Nach langem Suchen gelang es ihm, das richtige Heilkraut zu finden. Er rieb damit seine Augen ein und fand sein Augenlicht sofort wieder. Glücklich, dass er wieder sehen konnte, begab er sich sogleich in die Stadt ohne Wasser. Er ging zum Stadtverwalter und sagte:
„Ich habe gehört, dass die Stadt kein Wasser hat. Lass den Stein auf dem Marktplatz wegrollen, dann gibt es wieder Wasser.“ Der Stein wurde weggerollt und das Wasser füllte alle Quellen und Brunnen der Stadt voll.
Der Stadtverwalter sagte zu dem Soldaten:
„Du hast uns eine sehr gute Tat erwiesen. Du darfst dir eine Belohnung aussuchen. Du kannst dir dafür Geld, einen Gutshof oder noch etwas anderes wünschen.“
Der Soldat antwortete:
„Ich freue mich sehr, dass ich in der glücklichen Lage war, der Stadt und ihren Menschen zu helfen. Ich habe noch einen weiten Weg vor mir. Das Einzige, was ich wirklich gebrauchen kann, ist ein gutes Pferd.“
So bekam der Soldat ein Pferd und ritt weiter. Nach zwei Tagen erreichte er das Schloss des Fürsten, dessen Tochter krank war. Er heilte sie so, wie es der Vogel gesagt hatte. So befreite er nicht nur die junge Frau von der Krankheit, sondern auch die Kröte vom bösen Zauber.
Der Fürst war so erfreut, dass er dem Soldaten gleich anbot, seine Tochter zu heiraten. Der Soldat sagte allerdings:
„Danke, lieber Fürst. Mein Haar ist schon grau und deine Tochter ist noch sehr jung. Sie soll einen passenden Bräutigam finden. Nur aus Dankbarkeit soll man keine Ehe schließen.“
„Wie kann ich dich denn sonst für diesen teuren Dienst belohnen? Bleib wenigstens in meinem Schloss und lebe hier“, bot der Fürst an.
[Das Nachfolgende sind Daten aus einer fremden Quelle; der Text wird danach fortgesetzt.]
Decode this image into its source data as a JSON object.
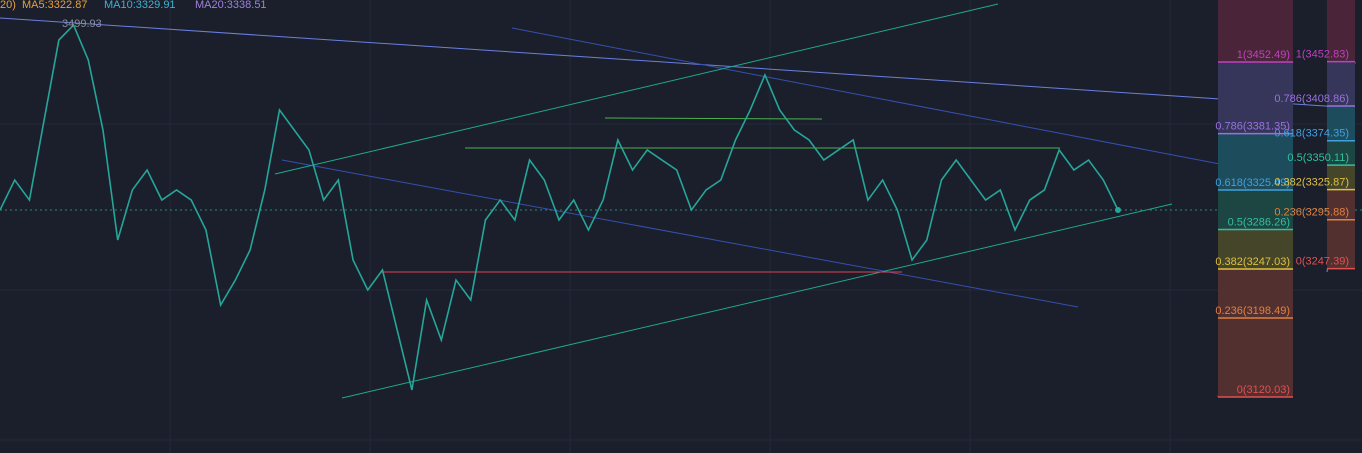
{
  "header": {
    "prefix": "20)",
    "ma5": "MA5:3322.87",
    "ma10": "MA10:3329.91",
    "ma20": "MA20:3338.51",
    "high_label": "3499.93"
  },
  "price_series": {
    "type": "line",
    "color": "#26a69a",
    "values": [
      3305.6,
      3335.4,
      3315.5,
      3394.9,
      3474.3,
      3489.2,
      3454.5,
      3385.0,
      3275.8,
      3325.5,
      3345.3,
      3315.5,
      3325.5,
      3315.5,
      3285.8,
      3211.3,
      3236.1,
      3265.9,
      3325.5,
      3404.9,
      3385.0,
      3365.2,
      3315.5,
      3335.4,
      3256.0,
      3226.2,
      3246.1,
      3186.5,
      3127.0,
      3216.3,
      3176.6,
      3236.1,
      3216.3,
      3295.7,
      3315.5,
      3295.7,
      3355.2,
      3335.4,
      3295.7,
      3315.5,
      3285.8,
      3315.5,
      3375.1,
      3345.3,
      3365.2,
      3355.2,
      3345.3,
      3305.6,
      3325.5,
      3335.4,
      3375.1,
      3404.9,
      3439.6,
      3404.9,
      3385.0,
      3375.1,
      3355.2,
      3365.2,
      3375.1,
      3315.5,
      3335.4,
      3305.6,
      3256.0,
      3275.8,
      3335.4,
      3355.2,
      3335.4,
      3315.5,
      3325.5,
      3285.8,
      3315.5,
      3325.5,
      3365.2,
      3345.3,
      3355.2,
      3335.4,
      3305.6
    ]
  },
  "fib_left": {
    "levels": [
      {
        "label": "1(3452.49)",
        "price": 3452.49,
        "color": "#c040c0",
        "band": "#4e2566"
      },
      {
        "label": "0.786(3381.35)",
        "price": 3381.35,
        "color": "#9a70e0",
        "band": "#36365a"
      },
      {
        "label": "0.618(3325.49)",
        "price": 3325.49,
        "color": "#40a0e0",
        "band": "#1d4c5c"
      },
      {
        "label": "0.5(3286.26)",
        "price": 3286.26,
        "color": "#30c0a0",
        "band": "#1d4642"
      },
      {
        "label": "0.382(3247.03)",
        "price": 3247.03,
        "color": "#e0c040",
        "band": "#45452a"
      },
      {
        "label": "0.236(3198.49)",
        "price": 3198.49,
        "color": "#e08040",
        "band": "#523030"
      },
      {
        "label": "0(3120.03)",
        "price": 3120.03,
        "color": "#e05050",
        "band": "#523030"
      }
    ]
  },
  "fib_right": {
    "levels": [
      {
        "label": "1(3452.83)",
        "price": 3452.83,
        "color": "#c040c0",
        "band": "#4e2566"
      },
      {
        "label": "0.786(3408.86)",
        "price": 3408.86,
        "color": "#9a70e0",
        "band": "#36365a"
      },
      {
        "label": "0.618(3374.35)",
        "price": 3374.35,
        "color": "#40a0e0",
        "band": "#1d4c5c"
      },
      {
        "label": "0.5(3350.11)",
        "price": 3350.11,
        "color": "#30c0a0",
        "band": "#1d4642"
      },
      {
        "label": "0.382(3325.87)",
        "price": 3325.87,
        "color": "#e0c040",
        "band": "#45452a"
      },
      {
        "label": "0.236(3295.88)",
        "price": 3295.88,
        "color": "#e08040",
        "band": "#523030"
      },
      {
        "label": "0(3247.39)",
        "price": 3247.39,
        "color": "#e05050",
        "band": "#523030"
      }
    ]
  }
}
„Vielen Dank für dein gutes Herz. Ich möchte mich aber noch nicht zur Ruhe setzen. Ich bin noch voller Neugier, andere Länder, andere Menschen und Sitten kennenzulernen, und bin gespannt, was mich erwartet.“
So ging der Soldat weg. Wohin er ging und was mit ihm passierte, verschweigt dieses Märchen. Möglicherweise begegnen wir ihm in einem anderen.